I sat through a particularly useless meeting the other week with a meeting screen full of other devs – oddly, it was initiated by a tech lead on a different team.

This is a red flag. What type of org / culture would allow this to happen?

Fact: Wasteful pointless meetings don't only plague developers. They plague everyone, if not society itself.

  • No agenda? Red flag.
  • No clear takeaways / going forward expectations (i.e., "X with do . Y will do ...")? Red flag.
  • No decision / progress? Red flag.
  • No minutes (read: something trusted that let's non-attendees catch up)? Red flag.
  • Most are complicit & complacent with shite meetings? Red flag!

Consistently sloppy meetings are a nearly perfect proxy for:

  1. lack of training (i.e., ultimately is a leadership issue)
  2. lack of trust (i.e., the more need for CYA, the more ppl invited)
  3. micromanaging (in the sense that managers don't allow their direct reports to show up and participate; instead the manager must be there).

--

Being a developer has nothing to do with this plague. Flow switching effects everyone. In fact, presenting it as a niche issue dilutes the argument for more productive meetings for all.

coldcode

When I was a lead before retiring last year, I went to all the meetings instead of my team, but always kept them in the loop via Slack as to what was important during the meeting. I also wrote as much code as they did so was always understanding how the meeting decisions might relate to our codebase and future efforts. Of course it added a lot of extra hours to my workweek doing both, but I never had much issue over my career multitasking.
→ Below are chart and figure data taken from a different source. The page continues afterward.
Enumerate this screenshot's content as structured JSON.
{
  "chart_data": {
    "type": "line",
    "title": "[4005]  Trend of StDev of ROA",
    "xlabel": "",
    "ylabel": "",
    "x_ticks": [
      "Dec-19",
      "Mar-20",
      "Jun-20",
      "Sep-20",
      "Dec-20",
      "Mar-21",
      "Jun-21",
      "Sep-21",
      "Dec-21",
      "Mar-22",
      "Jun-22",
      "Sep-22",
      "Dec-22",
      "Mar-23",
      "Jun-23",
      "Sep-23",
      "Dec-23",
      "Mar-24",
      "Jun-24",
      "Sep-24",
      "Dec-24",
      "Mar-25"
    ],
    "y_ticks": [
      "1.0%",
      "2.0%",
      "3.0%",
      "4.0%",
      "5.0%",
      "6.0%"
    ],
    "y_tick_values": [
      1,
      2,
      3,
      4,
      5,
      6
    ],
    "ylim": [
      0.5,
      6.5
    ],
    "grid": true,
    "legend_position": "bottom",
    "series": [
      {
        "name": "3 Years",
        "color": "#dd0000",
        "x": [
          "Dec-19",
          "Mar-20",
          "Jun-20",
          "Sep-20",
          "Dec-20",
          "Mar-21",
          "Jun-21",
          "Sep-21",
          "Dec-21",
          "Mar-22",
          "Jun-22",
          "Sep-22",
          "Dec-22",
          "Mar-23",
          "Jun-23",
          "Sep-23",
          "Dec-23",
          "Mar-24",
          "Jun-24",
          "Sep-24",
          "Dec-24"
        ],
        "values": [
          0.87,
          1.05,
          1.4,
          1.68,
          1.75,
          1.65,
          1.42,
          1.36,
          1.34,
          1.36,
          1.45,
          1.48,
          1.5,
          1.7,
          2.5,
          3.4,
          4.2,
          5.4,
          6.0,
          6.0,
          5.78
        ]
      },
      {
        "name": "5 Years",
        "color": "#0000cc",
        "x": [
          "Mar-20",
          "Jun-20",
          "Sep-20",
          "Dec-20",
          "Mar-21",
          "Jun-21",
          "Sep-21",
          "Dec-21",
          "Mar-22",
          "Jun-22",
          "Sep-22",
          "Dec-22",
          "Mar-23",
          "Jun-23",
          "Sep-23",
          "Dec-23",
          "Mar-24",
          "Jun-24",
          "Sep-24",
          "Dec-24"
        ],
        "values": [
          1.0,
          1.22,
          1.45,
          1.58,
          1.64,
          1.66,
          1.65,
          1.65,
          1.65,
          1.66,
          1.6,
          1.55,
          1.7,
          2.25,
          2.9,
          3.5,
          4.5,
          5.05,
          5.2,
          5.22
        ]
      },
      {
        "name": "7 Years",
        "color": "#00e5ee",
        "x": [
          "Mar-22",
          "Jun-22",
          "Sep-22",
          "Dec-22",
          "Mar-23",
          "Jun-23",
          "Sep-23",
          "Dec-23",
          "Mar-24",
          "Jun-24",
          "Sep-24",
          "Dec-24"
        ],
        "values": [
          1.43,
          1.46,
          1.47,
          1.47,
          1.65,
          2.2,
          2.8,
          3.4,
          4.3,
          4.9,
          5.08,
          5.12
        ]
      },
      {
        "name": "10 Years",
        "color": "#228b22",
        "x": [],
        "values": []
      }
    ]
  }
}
It's not easy or fun sitting in too many meetings though as I always asked a lot of questions to ensure product/design/execs could adequately explain what they were asking for; asking enough questions like this made sure we didn't waste too much time doing things that were likely to change. Meetings can be useful if you participation helps the workload; but it can drag down you and your team's productivity if it does nothing but waste time.